И что мне остается? Только ждать, когда кто-то пожелает выйти со мной на прямую связь. Тогда наступит ясность и все встанет на свои места. Предположительно, до того, как со мной встретится некто, мне зададут несколько вопросов по электронной почте или телефонным звонком. Это окажется интересным вариантом. Если я получу адрес для обратного послания, значит, система, в которую меня вовлекают, имеет прикрытие в сетевом пространстве. Если разговор будет вестись по «мобильнику», это подтвердит, что в Сети провал, там работа идет без прикрытия, а вот телефоны прикрываются спутником, который осуществляет контроль прослушивания. Второй вариант серьезнее, как я понимаю. Но лучше было бы иметь в запасе и тот, и другой.

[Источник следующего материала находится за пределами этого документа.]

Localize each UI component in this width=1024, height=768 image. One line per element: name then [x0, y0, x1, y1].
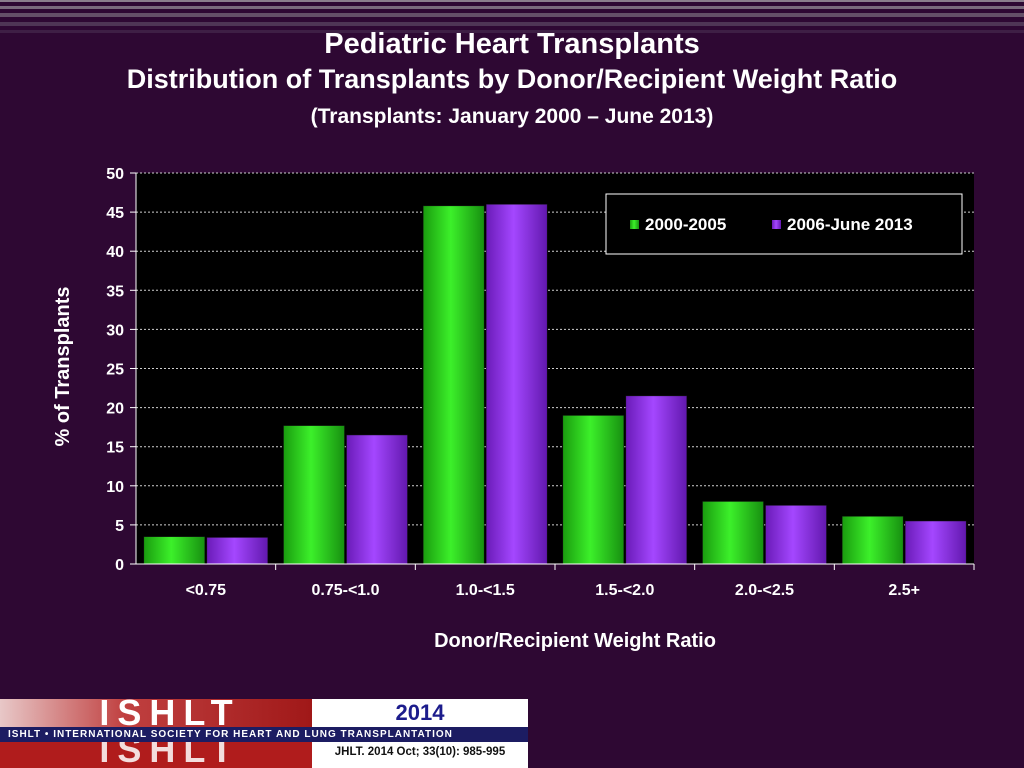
y-axis-title: % of Transplants: [52, 286, 74, 446]
chart-period: (Transplants: January 2000 – June 2013): [310, 105, 714, 128]
y-tick-label: 50: [106, 166, 124, 183]
y-tick-label: 20: [106, 401, 124, 418]
bar-series1: [562, 415, 625, 565]
legend-swatch: [772, 220, 781, 229]
legend-label: 2006-June 2013: [787, 215, 913, 234]
y-tick-label: 45: [106, 205, 124, 222]
legend-box: [605, 193, 963, 255]
bar-series1: [702, 501, 764, 565]
header-stripes: [0, 0, 1024, 33]
bar-series2: [485, 204, 548, 565]
x-tick-label: 2.5+: [888, 582, 920, 599]
bar-chart: 0 5 10 15 20 25 30 35 40 45 50 <0.75 0.75-<1.0 1.0-<1…: [52, 166, 975, 652]
x-axis-title: Donor/Recipient Weight Ratio: [434, 630, 716, 652]
x-tick-label: 0.75-<1.0: [311, 582, 379, 599]
bar-series2: [904, 520, 967, 565]
y-tick-label: 30: [106, 322, 124, 339]
y-tick-label: 0: [115, 557, 124, 574]
bar-series1: [283, 425, 345, 565]
bar-series2: [346, 434, 408, 565]
legend-swatch: [630, 220, 639, 229]
footer-citation: JHLT. 2014 Oct; 33(10): 985-995: [334, 746, 506, 758]
y-tick-label: 10: [106, 479, 124, 496]
y-tick-label: 25: [106, 362, 124, 379]
y-tick-label: 5: [115, 518, 124, 535]
chart-title: Pediatric Heart Transplants: [324, 28, 700, 60]
x-tick-label: 1.5-<2.0: [595, 582, 654, 599]
bar-series1: [841, 516, 904, 565]
x-tick-label: 1.0-<1.5: [456, 582, 515, 599]
logo-wordmark: ISHLT: [99, 699, 240, 727]
bar-series1: [422, 205, 485, 565]
bar-series2: [625, 395, 688, 565]
chart-subtitle: Distribution of Transplants by Donor/Rec…: [126, 64, 898, 94]
footer-tagline: ISHLT • INTERNATIONAL SOCIETY FOR HEART …: [0, 727, 528, 742]
bar-series2: [765, 505, 827, 565]
title-block: Pediatric Heart Transplants Distribution…: [0, 26, 1024, 132]
legend-label: 2000-2005: [645, 215, 726, 234]
y-tick-label: 15: [106, 440, 124, 457]
y-tick-label: 35: [106, 283, 124, 300]
footer-year: 2014: [395, 700, 445, 725]
bar-series2: [206, 537, 269, 565]
x-tick-label: 2.0-<2.5: [735, 582, 794, 599]
y-tick-label: 40: [106, 244, 124, 261]
logo-wordmark-lower: ISHLT: [99, 742, 240, 768]
x-tick-label: <0.75: [186, 582, 227, 599]
bar-series1: [143, 536, 206, 565]
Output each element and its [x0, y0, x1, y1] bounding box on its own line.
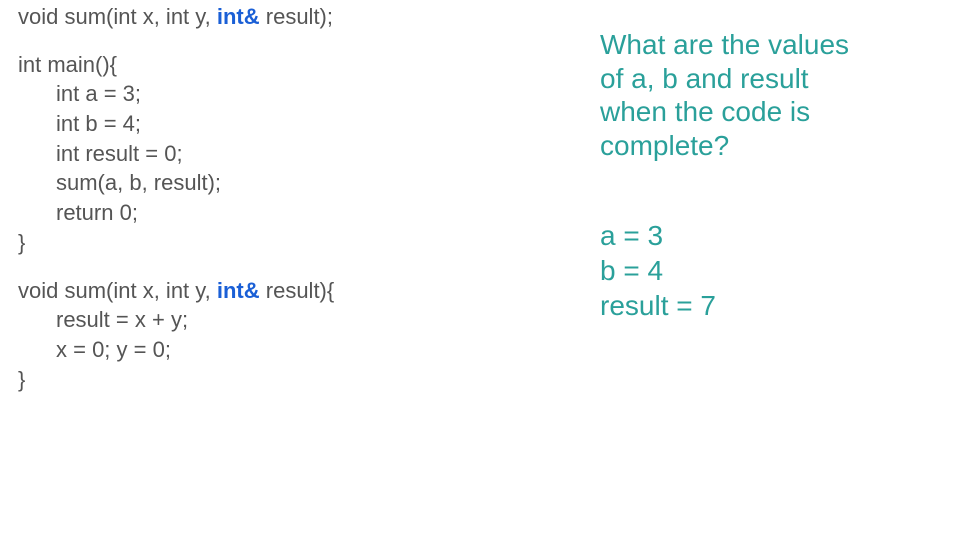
- code-declaration: void sum(int x, int y, int& result);: [18, 2, 538, 32]
- main-line-5: return 0;: [18, 198, 538, 228]
- answer-block: a = 3 b = 4 result = 7: [600, 218, 920, 323]
- keyword-ref-2: int&: [217, 278, 260, 303]
- main-close: }: [18, 228, 538, 258]
- code-block: void sum(int x, int y, int& result); int…: [18, 2, 538, 394]
- def-line-1: result = x + y;: [18, 305, 538, 335]
- answer-line-3: result = 7: [600, 288, 920, 323]
- question-line-3: when the code is: [600, 95, 920, 129]
- def-close: }: [18, 365, 538, 395]
- main-line-4: sum(a, b, result);: [18, 168, 538, 198]
- main-line-3: int result = 0;: [18, 139, 538, 169]
- question-line-4: complete?: [600, 129, 920, 163]
- def-prefix: void sum(int x, int y,: [18, 278, 217, 303]
- decl-suffix: result);: [260, 4, 333, 29]
- def-line-2: x = 0; y = 0;: [18, 335, 538, 365]
- code-definition: void sum(int x, int y, int& result){: [18, 276, 538, 306]
- def-suffix: result){: [260, 278, 335, 303]
- question-block: What are the values of a, b and result w…: [600, 28, 920, 162]
- question-line-1: What are the values: [600, 28, 920, 62]
- main-line-2: int b = 4;: [18, 109, 538, 139]
- main-line-1: int a = 3;: [18, 79, 538, 109]
- main-open: int main(){: [18, 50, 538, 80]
- keyword-ref: int&: [217, 4, 260, 29]
- question-line-2: of a, b and result: [600, 62, 920, 96]
- decl-prefix: void sum(int x, int y,: [18, 4, 217, 29]
- answer-line-1: a = 3: [600, 218, 920, 253]
- answer-line-2: b = 4: [600, 253, 920, 288]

Размышляя так, я внезапно поймал себя на мысли, что внутренне уже согласен на новое место службы. Что согласен к действию, к обоюдоострым поступкам, при которых я буду иметь преимущество перед большинством противников. Я готов вызвать огонь на себя, чтобы найти тех, кто ищет меня. Я уже даже начал строить планы, просчитывая, что при своих возможностях смогу сделать и как. Место службы сменится, но вид деятельности останется прежним, разве что станет более опасным и непредсказуемым. Но я и к этому готов...
* * *– Александр Викторович?
– Я слушаю вас.
– Вы догадываетесь, кто вам звонит?
– Я предпочитаю не догадываться. Я предполагаю...

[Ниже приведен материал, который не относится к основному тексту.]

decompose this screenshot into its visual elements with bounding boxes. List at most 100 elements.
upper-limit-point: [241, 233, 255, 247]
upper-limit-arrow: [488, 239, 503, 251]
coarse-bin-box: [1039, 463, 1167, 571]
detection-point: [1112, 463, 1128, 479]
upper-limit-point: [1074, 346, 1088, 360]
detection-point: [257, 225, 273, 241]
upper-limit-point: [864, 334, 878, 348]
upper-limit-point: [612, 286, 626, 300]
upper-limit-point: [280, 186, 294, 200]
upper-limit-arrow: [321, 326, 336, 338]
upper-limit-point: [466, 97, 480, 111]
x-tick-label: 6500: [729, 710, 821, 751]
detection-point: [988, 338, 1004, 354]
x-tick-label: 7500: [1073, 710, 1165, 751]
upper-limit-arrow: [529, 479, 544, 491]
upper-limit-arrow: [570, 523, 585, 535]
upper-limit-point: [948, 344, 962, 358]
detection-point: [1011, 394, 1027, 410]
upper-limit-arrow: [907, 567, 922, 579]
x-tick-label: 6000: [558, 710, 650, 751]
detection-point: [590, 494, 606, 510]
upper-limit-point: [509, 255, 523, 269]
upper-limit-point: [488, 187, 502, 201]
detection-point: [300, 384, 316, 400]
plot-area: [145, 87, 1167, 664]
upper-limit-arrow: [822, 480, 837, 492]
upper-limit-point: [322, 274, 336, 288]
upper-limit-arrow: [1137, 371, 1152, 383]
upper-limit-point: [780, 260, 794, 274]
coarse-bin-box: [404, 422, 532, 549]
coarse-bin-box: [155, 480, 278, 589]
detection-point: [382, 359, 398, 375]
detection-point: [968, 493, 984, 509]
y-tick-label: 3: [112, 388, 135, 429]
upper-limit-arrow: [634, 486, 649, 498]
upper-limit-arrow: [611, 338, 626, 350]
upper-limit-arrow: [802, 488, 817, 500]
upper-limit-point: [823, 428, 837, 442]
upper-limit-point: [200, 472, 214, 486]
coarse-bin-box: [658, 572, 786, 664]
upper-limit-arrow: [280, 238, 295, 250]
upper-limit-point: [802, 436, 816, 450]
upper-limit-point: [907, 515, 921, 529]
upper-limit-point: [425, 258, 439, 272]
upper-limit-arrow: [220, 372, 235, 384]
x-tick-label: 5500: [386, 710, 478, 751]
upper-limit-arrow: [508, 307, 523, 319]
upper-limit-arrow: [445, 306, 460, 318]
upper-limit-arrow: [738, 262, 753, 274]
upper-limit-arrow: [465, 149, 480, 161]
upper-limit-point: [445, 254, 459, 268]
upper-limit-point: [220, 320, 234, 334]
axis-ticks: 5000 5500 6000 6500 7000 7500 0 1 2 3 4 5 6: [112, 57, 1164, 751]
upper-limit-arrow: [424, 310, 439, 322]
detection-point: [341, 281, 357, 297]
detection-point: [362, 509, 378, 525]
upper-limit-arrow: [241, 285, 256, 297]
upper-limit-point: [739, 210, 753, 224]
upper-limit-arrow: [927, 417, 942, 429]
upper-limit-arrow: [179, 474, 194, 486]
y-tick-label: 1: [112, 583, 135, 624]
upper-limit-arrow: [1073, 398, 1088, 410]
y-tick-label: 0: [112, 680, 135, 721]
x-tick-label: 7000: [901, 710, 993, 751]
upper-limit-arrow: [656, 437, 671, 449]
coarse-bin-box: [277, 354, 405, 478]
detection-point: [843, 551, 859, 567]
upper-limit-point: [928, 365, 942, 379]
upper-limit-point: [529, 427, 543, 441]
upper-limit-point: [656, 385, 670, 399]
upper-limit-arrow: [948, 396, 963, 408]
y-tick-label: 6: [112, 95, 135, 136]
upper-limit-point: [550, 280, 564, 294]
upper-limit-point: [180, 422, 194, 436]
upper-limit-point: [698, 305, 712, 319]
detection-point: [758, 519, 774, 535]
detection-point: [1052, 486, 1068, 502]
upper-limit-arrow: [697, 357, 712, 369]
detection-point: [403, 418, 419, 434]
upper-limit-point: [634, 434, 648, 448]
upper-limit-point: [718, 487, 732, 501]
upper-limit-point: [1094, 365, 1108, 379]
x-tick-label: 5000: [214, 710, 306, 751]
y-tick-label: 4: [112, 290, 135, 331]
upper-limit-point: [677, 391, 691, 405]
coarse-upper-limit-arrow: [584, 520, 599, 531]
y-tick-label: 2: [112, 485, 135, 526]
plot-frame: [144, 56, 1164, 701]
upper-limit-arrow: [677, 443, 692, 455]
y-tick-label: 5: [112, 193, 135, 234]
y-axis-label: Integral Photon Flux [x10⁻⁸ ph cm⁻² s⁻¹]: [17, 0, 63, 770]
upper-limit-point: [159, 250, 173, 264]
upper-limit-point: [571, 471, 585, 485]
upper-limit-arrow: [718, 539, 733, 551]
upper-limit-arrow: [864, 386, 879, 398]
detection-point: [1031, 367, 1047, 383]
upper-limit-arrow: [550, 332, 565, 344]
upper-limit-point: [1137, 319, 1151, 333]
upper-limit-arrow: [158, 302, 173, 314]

– Можете называть меня «товарищ генерал», – сказал собеседник сухо, стараясь пресечь мое желание отвечать резко и слегка рублеными фразами, которые не дают никакой расшифровки сказанному.

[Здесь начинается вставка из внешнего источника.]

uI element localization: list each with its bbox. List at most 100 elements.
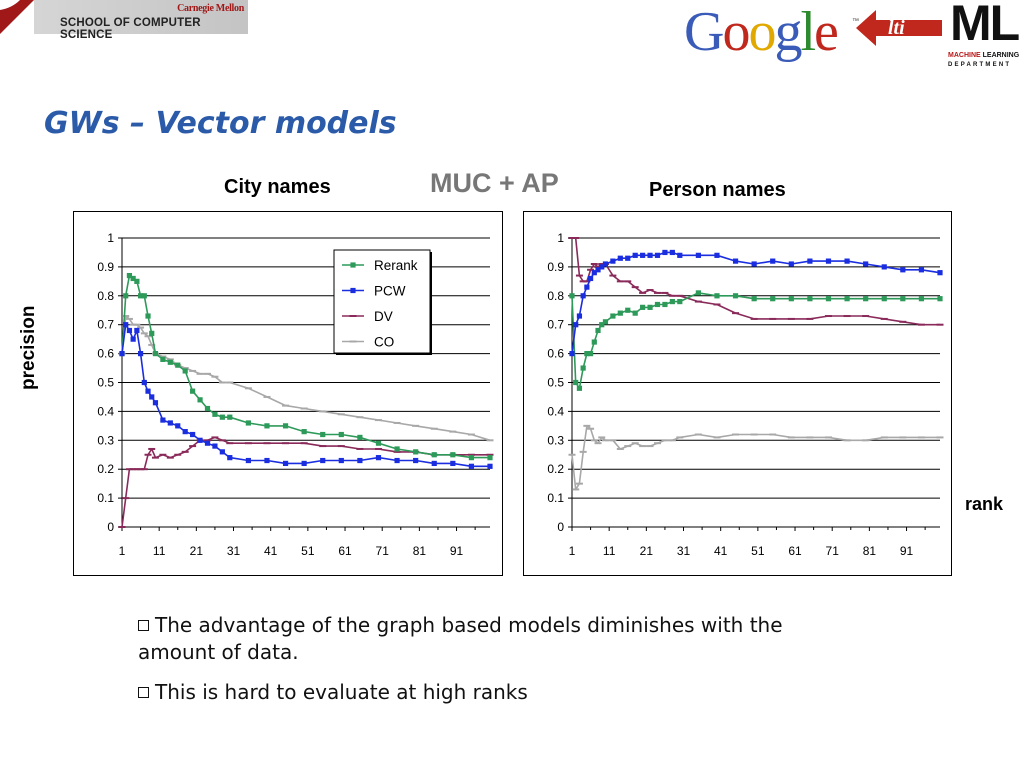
point-pcw	[863, 261, 869, 267]
y-tick-label: 0.6	[97, 347, 114, 361]
legend-label-pcw: PCW	[374, 284, 406, 299]
point-pcw	[394, 457, 400, 464]
bullet-item-1: The advantage of the graph based models …	[138, 612, 858, 666]
point-rerank	[190, 388, 196, 394]
point-rerank	[573, 379, 579, 386]
point-rerank	[182, 368, 188, 374]
point-rerank	[569, 293, 575, 299]
point-pcw	[825, 258, 832, 264]
point-pcw	[175, 423, 181, 429]
point-pcw	[732, 258, 739, 264]
point-pcw	[450, 460, 456, 467]
point-rerank	[595, 327, 601, 334]
y-tick-label: 0.1	[547, 491, 564, 505]
point-rerank	[149, 330, 155, 336]
cmu-wordmark: Carnegie Mellon	[177, 3, 244, 14]
y-tick-label: 1	[107, 231, 114, 245]
point-rerank	[632, 310, 638, 316]
y-tick-label: 0.2	[97, 462, 114, 476]
point-rerank	[602, 319, 609, 325]
bullet-item-2: This is hard to evaluate at high ranks	[138, 679, 858, 706]
point-pcw	[468, 463, 475, 469]
ml-logo-department: DEPARTMENT	[948, 62, 1012, 68]
point-pcw	[431, 460, 437, 467]
checkbox-bullet-icon	[138, 687, 149, 698]
point-rerank	[282, 423, 289, 429]
x-tick-label: 21	[640, 544, 654, 558]
point-rerank	[227, 414, 233, 420]
y-tick-label: 0.5	[547, 376, 564, 390]
point-rerank	[640, 304, 646, 310]
point-rerank	[204, 405, 211, 412]
cmu-seal-icon	[0, 0, 34, 34]
series-line-dv	[121, 436, 490, 528]
point-pcw	[245, 457, 251, 464]
point-rerank	[825, 296, 832, 302]
point-pcw	[714, 252, 720, 258]
left-chart-caption: City names	[224, 176, 331, 198]
point-rerank	[591, 339, 597, 345]
point-pcw	[152, 400, 159, 406]
point-pcw	[264, 457, 270, 464]
point-pcw	[219, 449, 225, 455]
y-tick-label: 0.8	[97, 289, 114, 303]
point-rerank	[937, 296, 943, 302]
point-pcw	[595, 267, 601, 273]
x-tick-label: 1	[119, 544, 126, 558]
point-pcw	[160, 417, 166, 423]
x-tick-label: 11	[603, 544, 616, 558]
point-pcw	[204, 440, 211, 446]
point-rerank	[647, 304, 653, 310]
center-caption: MUC + AP	[430, 168, 559, 198]
x-tick-label: 61	[338, 544, 352, 558]
legend-label-dv: DV	[374, 309, 393, 324]
point-pcw	[573, 322, 579, 328]
point-rerank	[654, 301, 661, 308]
y-tick-label: 0.3	[547, 433, 564, 447]
y-tick-label: 0.5	[97, 376, 114, 390]
point-rerank	[145, 313, 151, 319]
y-tick-label: 0.2	[547, 462, 564, 476]
point-rerank	[152, 351, 159, 357]
point-rerank	[584, 351, 590, 357]
cmu-banner: Carnegie Mellon SCHOOL OF COMPUTER SCIEN…	[0, 0, 248, 41]
legend-label-rerank: Rerank	[374, 258, 418, 273]
x-axis-label: rank	[965, 494, 1004, 514]
point-rerank	[175, 362, 181, 368]
point-rerank	[219, 414, 225, 420]
y-tick-label: 1	[557, 231, 564, 245]
point-rerank	[320, 431, 326, 438]
y-tick-label: 0	[107, 520, 114, 534]
x-tick-label: 31	[677, 544, 691, 558]
point-rerank	[576, 385, 583, 391]
point-pcw	[137, 351, 144, 357]
y-tick-label: 0.3	[97, 433, 114, 447]
city-names-chart-svg: 00.10.20.30.40.50.60.70.80.911 11 21 31 41 51…	[97, 231, 494, 558]
point-rerank	[126, 272, 133, 279]
google-logo: Google	[684, 1, 839, 63]
point-pcw	[617, 255, 623, 261]
point-pcw	[282, 460, 289, 467]
point-pcw	[338, 457, 344, 464]
point-pcw	[591, 270, 597, 276]
point-rerank	[695, 290, 701, 296]
person-names-chart: 0 0.1 0.2 0.3 0.4 0.5 0.6 0.7 0.8 0.9 1 1 11 21 31 41 51…	[523, 211, 952, 576]
point-pcw	[640, 252, 646, 258]
series-line-dv	[572, 237, 940, 326]
x-tick-label: 31	[227, 544, 241, 558]
legend-label-co: CO	[374, 335, 394, 350]
y-tick-label: 0.6	[547, 347, 564, 361]
point-rerank	[167, 359, 173, 365]
lti-logo-icon: lti	[856, 10, 942, 46]
checkbox-bullet-icon	[138, 620, 149, 631]
point-pcw	[357, 457, 363, 464]
point-pcw	[167, 420, 173, 426]
point-rerank	[301, 429, 307, 435]
y-tick-label: 0.7	[97, 318, 114, 332]
point-rerank	[245, 420, 251, 426]
point-rerank	[141, 293, 147, 299]
point-rerank	[807, 296, 813, 302]
point-pcw	[130, 336, 136, 342]
point-pcw	[145, 388, 151, 394]
lti-logo-text: lti	[888, 17, 905, 39]
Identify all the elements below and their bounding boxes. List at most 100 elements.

– Я готов вас выслушать, товарищ генерал, – все же лаконично и несколько самоуверенно продолжил я.
– Рад, что вы сумели все просчитать и, надеюсь, правильно понять существующее положение вещей. Уже то, что вы готовы к разговору, говорит о вашем профессионализме. Вы меня радуете. У вас машина после вчерашнего на ходу?
– Так точно, товарищ генерал.
– Садитесь за руль, выезжайте из деревни до перекрестка, там поворачивайте налево, в сторону, противоположную движению в Москву. Восемь с половиной километров после перекрестка. Рядом с березовым молодняком. Я буду там. Жду вас.
Я встал, готовый бегом бежать к машине, но вовремя вспомнил, что мама зарабатывает мало и следует выключить компьютер и настольную лампу, которую я всегда держу включенной над клавиатурой. Электричество стоит по нынешним временам столько, что сельской учительнице – даже если учесть, что часть затрат покрывает государство, – платить за него нелегко. А я уже не знал, смогу ли опять оплатить эти расходы, как в прошлом месяце. Я вступал на новый путь. На опасный путь. И трудно было предположить, что меня ждет впереди.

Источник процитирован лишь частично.